By Jody Godoy and Ross Kerber
(Reuters) -U.S. federal antitrust enforcers were expected to express support on Thursday for arguments wielded by Republican states that accuse asset managers BlackRock, Vanguard and State Street of conspiring through climate activism to decrease coal output, two sources familiar with the matter told Reuters.
The U.S. Department of Justice and Federal Trade Commission were expected to file a statement of interest in the case where Texas and 12 other states claim the companies used their substantial holdings in U.S. coal companies to discourage competition.

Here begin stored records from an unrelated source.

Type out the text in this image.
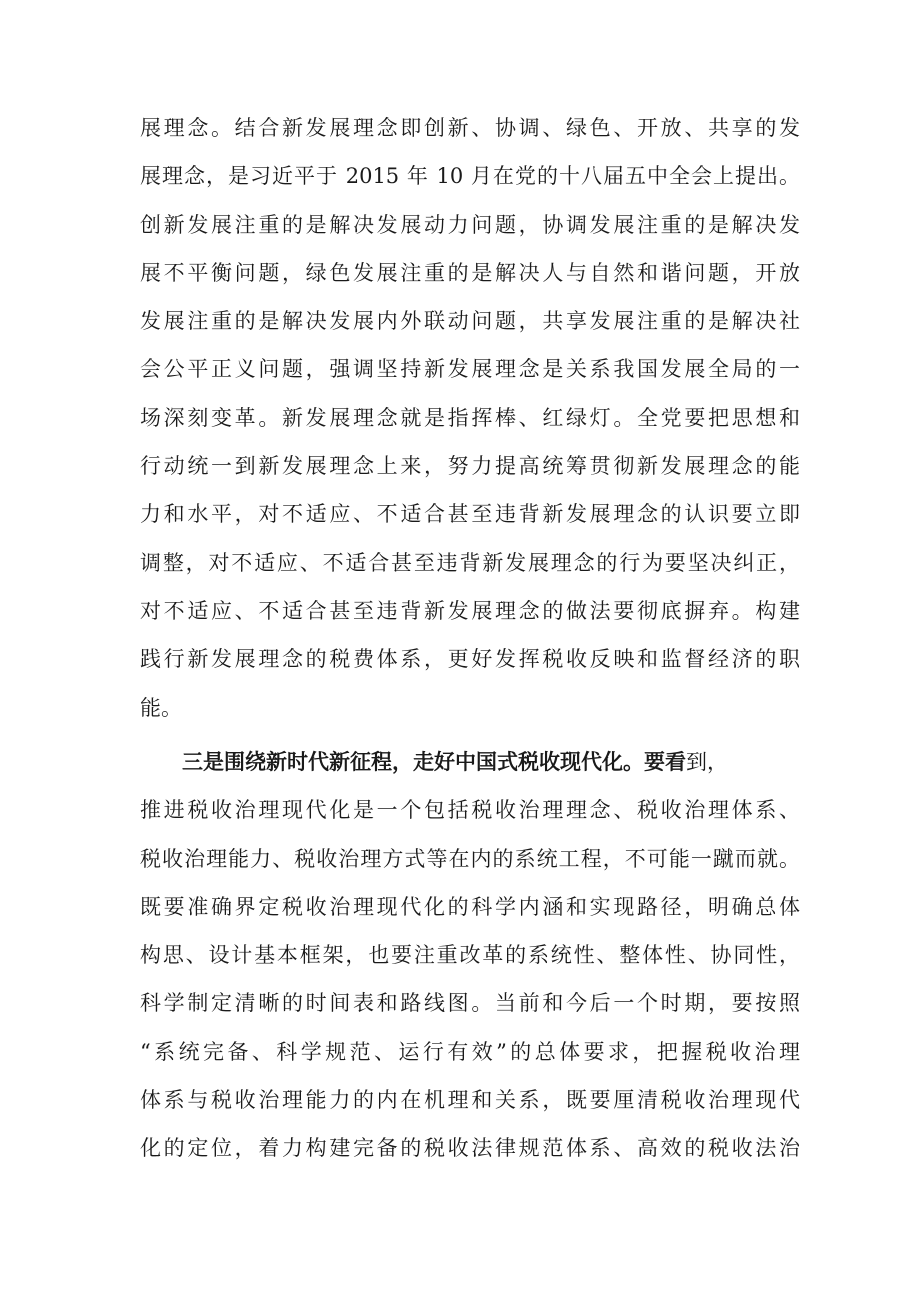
展理念。结合新发展理念即创新、协调、绿色、开放、共享的发
展理念，是习近平于 2015 年 10 月在党的十八届五中全会上提出。
创新发展注重的是解决发展动力问题，协调发展注重的是解决发
展不平衡问题，绿色发展注重的是解决人与自然和谐问题，开放
发展注重的是解决发展内外联动问题，共享发展注重的是解决社
会公平正义问题，强调坚持新发展理念是关系我国发展全局的一
场深刻变革。新发展理念就是指挥棒、红绿灯。全党要把思想和
行动统一到新发展理念上来，努力提高统筹贯彻新发展理念的能
力和水平，对不适应、不适合甚至违背新发展理念的认识要立即
调整，对不适应、不适合甚至违背新发展理念的行为要坚决纠正，
对不适应、不适合甚至违背新发展理念的做法要彻底摒弃。构建
践行新发展理念的税费体系，更好发挥税收反映和监督经济的职
能。
三是围绕新时代新征程，走好中国式税收现代化。要看到，
推进税收治理现代化是一个包括税收治理理念、税收治理体系、
税收治理能力、税收治理方式等在内的系统工程，不可能一蹴而就。
既要准确界定税收治理现代化的科学内涵和实现路径，明确总体
构思、设计基本框架，也要注重改革的系统性、整体性、协同性，
科学制定清晰的时间表和路线图。当前和今后一个时期，要按照
“系统完备、科学规范、运行有效”的总体要求，把握税收治理
体系与税收治理能力的内在机理和关系，既要厘清税收治理现代
化的定位，着力构建完备的税收法律规范体系、高效的税收法治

The development marks a political setback for the top asset managers. With some $27 trillion among them, BlackRock, Vanguard and State Street have come under fire from conservative Republicans, many from energy-producing states, who say the firms wrongly put environmental and social concerns above maximizing returns for their customers.
Spokespeople for the asset managers did not immediately respond to requests for comment.
BlackRock, for instance, faces restrictions and outright bans on managing public assets in states including Texas and Indiana over its ESG policies. There were signs of thawing relations in February when the company led a consortium to buy ports near the strategic Panama Canal waterway, a deal hailed by U.S. President Donald Trump.
The asset managers have called the case "half-baked" and say there is no evidence they pressed for reduced output. U.S. District Judge Jeremy Kernodle in Tyler, Texas, is scheduled to hear arguments on the asset managers' bid to dismiss the case in June.